今回の欠片は封印が解除されると、すぐに逃走を選んだ。

お爺ちゃんとお兄ちゃんには敵わないと判断して、私の方へやってくる。

「純恋! そっちにいったぞ!」

「見えてるよ!」

お兄ちゃんに教わった、九尾之狐の移動の痕跡の見つけ方──絶対に見逃さない。

欠片の大きさと威圧感から、脅威度5弱だと思う。

全力で押し戻さないと!

(御剣流奥義──御剣!)

ギャォン

大上段からの一撃は、確かに九尾之狐を押し戻した。

けど、全然奥義じゃなかった。

私は鼻先を斬っただけで、あとは九尾之狐が自分で後ろに引いたみたい。

やっぱり難しいなぁ。

「──焔之陣」

私が九尾之狐を押し戻すのと同時に、聖君が攻撃した。

いつも通り、九尾之狐は燃え尽きて戦いは終わり。

聖君、すごいなぁ。

あの頃からずっと、私の先にいる。

ちょっと前に進んだと思ったら、いつの間にかさらに先にいる。

いつになったら追いつけるんだろう?

「純恋ちゃん、ありがとね。
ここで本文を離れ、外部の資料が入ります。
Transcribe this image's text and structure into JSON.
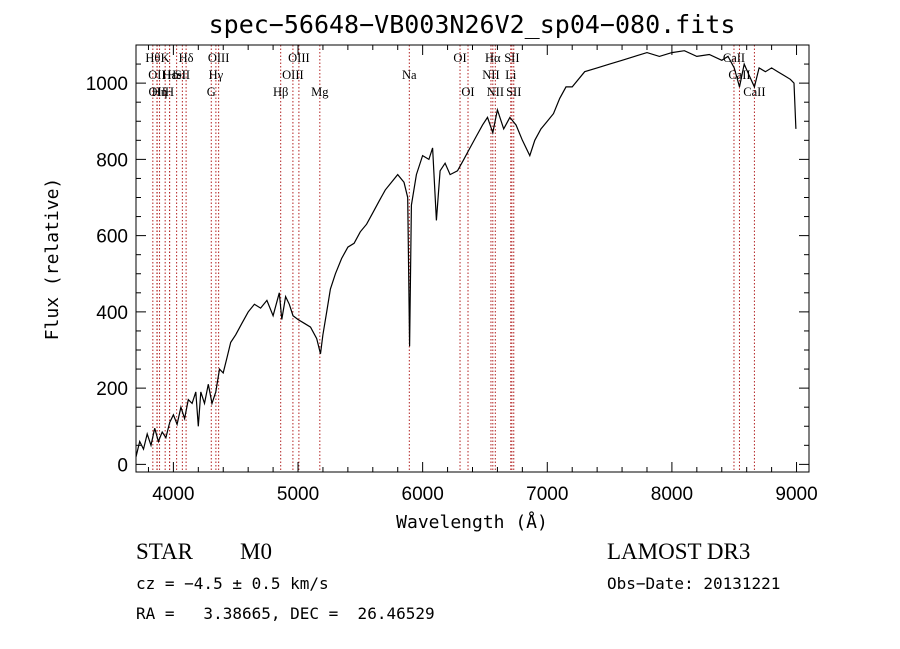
{
  "chart_data": {
    "type": "line",
    "title": "spec−56648−VB003N26V2_sp04−080.fits",
    "xlabel": "Wavelength (Å)",
    "ylabel": "Flux (relative)",
    "xlim": [
      3700,
      9100
    ],
    "ylim": [
      -20,
      1100
    ],
    "x_ticks": [
      4000,
      5000,
      6000,
      7000,
      8000,
      9000
    ],
    "y_ticks": [
      0,
      200,
      400,
      600,
      800,
      1000
    ],
    "series": [
      {
        "name": "flux",
        "points": [
          [
            3700,
            20
          ],
          [
            3730,
            60
          ],
          [
            3760,
            40
          ],
          [
            3790,
            80
          ],
          [
            3820,
            50
          ],
          [
            3850,
            95
          ],
          [
            3880,
            60
          ],
          [
            3910,
            85
          ],
          [
            3940,
            70
          ],
          [
            3970,
            110
          ],
          [
            4000,
            130
          ],
          [
            4030,
            105
          ],
          [
            4060,
            150
          ],
          [
            4090,
            120
          ],
          [
            4120,
            170
          ],
          [
            4150,
            160
          ],
          [
            4180,
            190
          ],
          [
            4200,
            100
          ],
          [
            4220,
            190
          ],
          [
            4250,
            160
          ],
          [
            4280,
            210
          ],
          [
            4310,
            160
          ],
          [
            4340,
            190
          ],
          [
            4370,
            250
          ],
          [
            4400,
            240
          ],
          [
            4430,
            280
          ],
          [
            4460,
            320
          ],
          [
            4500,
            340
          ],
          [
            4550,
            370
          ],
          [
            4600,
            400
          ],
          [
            4650,
            420
          ],
          [
            4700,
            410
          ],
          [
            4750,
            430
          ],
          [
            4800,
            390
          ],
          [
            4850,
            450
          ],
          [
            4870,
            380
          ],
          [
            4900,
            440
          ],
          [
            4930,
            420
          ],
          [
            4960,
            390
          ],
          [
            5000,
            380
          ],
          [
            5050,
            370
          ],
          [
            5100,
            360
          ],
          [
            5150,
            330
          ],
          [
            5180,
            290
          ],
          [
            5200,
            340
          ],
          [
            5230,
            400
          ],
          [
            5260,
            460
          ],
          [
            5300,
            500
          ],
          [
            5350,
            540
          ],
          [
            5400,
            570
          ],
          [
            5450,
            580
          ],
          [
            5500,
            610
          ],
          [
            5550,
            630
          ],
          [
            5600,
            660
          ],
          [
            5650,
            690
          ],
          [
            5700,
            720
          ],
          [
            5750,
            740
          ],
          [
            5800,
            760
          ],
          [
            5850,
            740
          ],
          [
            5880,
            700
          ],
          [
            5895,
            310
          ],
          [
            5910,
            680
          ],
          [
            5950,
            760
          ],
          [
            6000,
            810
          ],
          [
            6050,
            800
          ],
          [
            6080,
            830
          ],
          [
            6110,
            640
          ],
          [
            6140,
            770
          ],
          [
            6180,
            790
          ],
          [
            6220,
            760
          ],
          [
            6280,
            770
          ],
          [
            6330,
            800
          ],
          [
            6380,
            830
          ],
          [
            6430,
            860
          ],
          [
            6480,
            890
          ],
          [
            6520,
            910
          ],
          [
            6563,
            870
          ],
          [
            6600,
            930
          ],
          [
            6650,
            880
          ],
          [
            6700,
            910
          ],
          [
            6750,
            890
          ],
          [
            6800,
            850
          ],
          [
            6860,
            810
          ],
          [
            6900,
            850
          ],
          [
            6950,
            880
          ],
          [
            7000,
            900
          ],
          [
            7050,
            920
          ],
          [
            7100,
            960
          ],
          [
            7150,
            990
          ],
          [
            7200,
            990
          ],
          [
            7300,
            1030
          ],
          [
            7400,
            1040
          ],
          [
            7500,
            1050
          ],
          [
            7600,
            1060
          ],
          [
            7700,
            1070
          ],
          [
            7800,
            1080
          ],
          [
            7900,
            1070
          ],
          [
            8000,
            1080
          ],
          [
            8100,
            1085
          ],
          [
            8200,
            1070
          ],
          [
            8300,
            1075
          ],
          [
            8400,
            1060
          ],
          [
            8450,
            1070
          ],
          [
            8500,
            1040
          ],
          [
            8542,
            990
          ],
          [
            8580,
            1050
          ],
          [
            8620,
            1020
          ],
          [
            8662,
            990
          ],
          [
            8700,
            1040
          ],
          [
            8750,
            1030
          ],
          [
            8800,
            1040
          ],
          [
            8850,
            1030
          ],
          [
            8900,
            1020
          ],
          [
            8950,
            1010
          ],
          [
            8980,
            1000
          ],
          [
            8995,
            880
          ]
        ]
      }
    ],
    "line_markers": [
      {
        "wl": 3835,
        "label": "Hθ",
        "row": 0
      },
      {
        "wl": 3868,
        "label": "OII",
        "row": 1
      },
      {
        "wl": 3870,
        "label": "OII",
        "row": 2
      },
      {
        "wl": 3889,
        "label": "Hη",
        "row": 2
      },
      {
        "wl": 3934,
        "label": "K",
        "row": 0
      },
      {
        "wl": 3969,
        "label": "H",
        "row": 2
      },
      {
        "wl": 3970,
        "label": "Hε",
        "row": 1
      },
      {
        "wl": 4026,
        "label": "HeI",
        "row": 1
      },
      {
        "wl": 4072,
        "label": "SII",
        "row": 1
      },
      {
        "wl": 4102,
        "label": "Hδ",
        "row": 0
      },
      {
        "wl": 4304,
        "label": "G",
        "row": 2
      },
      {
        "wl": 4341,
        "label": "Hγ",
        "row": 1
      },
      {
        "wl": 4363,
        "label": "OIII",
        "row": 0
      },
      {
        "wl": 4861,
        "label": "Hβ",
        "row": 2
      },
      {
        "wl": 4959,
        "label": "OIII",
        "row": 1
      },
      {
        "wl": 5007,
        "label": "OIII",
        "row": 0
      },
      {
        "wl": 5175,
        "label": "Mg",
        "row": 2
      },
      {
        "wl": 5893,
        "label": "Na",
        "row": 1
      },
      {
        "wl": 6300,
        "label": "OI",
        "row": 0
      },
      {
        "wl": 6364,
        "label": "OI",
        "row": 2
      },
      {
        "wl": 6548,
        "label": "NII",
        "row": 1
      },
      {
        "wl": 6563,
        "label": "Hα",
        "row": 0
      },
      {
        "wl": 6583,
        "label": "NII",
        "row": 2
      },
      {
        "wl": 6707,
        "label": "Li",
        "row": 1
      },
      {
        "wl": 6716,
        "label": "SII",
        "row": 0
      },
      {
        "wl": 6731,
        "label": "SII",
        "row": 2
      },
      {
        "wl": 8498,
        "label": "CaII",
        "row": 0
      },
      {
        "wl": 8542,
        "label": "CaII",
        "row": 1
      },
      {
        "wl": 8662,
        "label": "CaII",
        "row": 2
      }
    ]
  },
  "info": {
    "class_label": "STAR",
    "subclass": "M0",
    "survey": "LAMOST DR3",
    "cz": "cz = −4.5 ± 0.5 km/s",
    "obs_date": "Obs−Date: 20131221",
    "coords": "RA =   3.38665, DEC =  26.46529"
  },
  "colors": {
    "marker_line": "#b22222",
    "spectrum": "#000000",
    "background": "#ffffff"
  }
}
ちょうど良い位置に動かしてくれたよ」

「本当は真っ二つに斬りたかったんだけど、失敗しちゃった」

「十分だよ。トドメを刺すのは陰陽師の役目なんだから」

役に立てたなら良かった。

でも、私の目標にはまだ遠い。

私はいつか、聖君と一緒に戦えるくらい強くなりたい。

九尾之狐は素早いけど、聖君が本気を出したら一人で倒せる。

今はまだ一緒に戦っているとは言えない。

お爺ちゃんくらい、ううん、お爺ちゃんよりも強くなって、聖君の隣に立てるようにならないと!

「お爺ちゃん、帰るまでに稽古つけて!」

「純恋、焦るな。奥義には到達していないが、良い線を行っていた。この調子であれば、縁侍より先に修得できるやもしれん」

「爺ちゃんが孫娘可愛さに贔屓するからだろ。俺には『見て盗め』って言うくせに、純恋にはちゃんと稽古つけて……」

「ふん、漢なら己の力で必殺技を編み出してみよ」

「その前に既存の技術を継承しろよ」

お兄ちゃんもやる気だ。

私も頑張らなくっちゃ。

「ところで純恋、漢字テストの結果はどうだったのだ。まだ結果は返ってきてないのか」

「ま、まだだよ」

答案用紙は空欄多めで出したけど、結果はまだ来てないから。

嘘じゃないよ。

……勉強も頑張らないとだよね。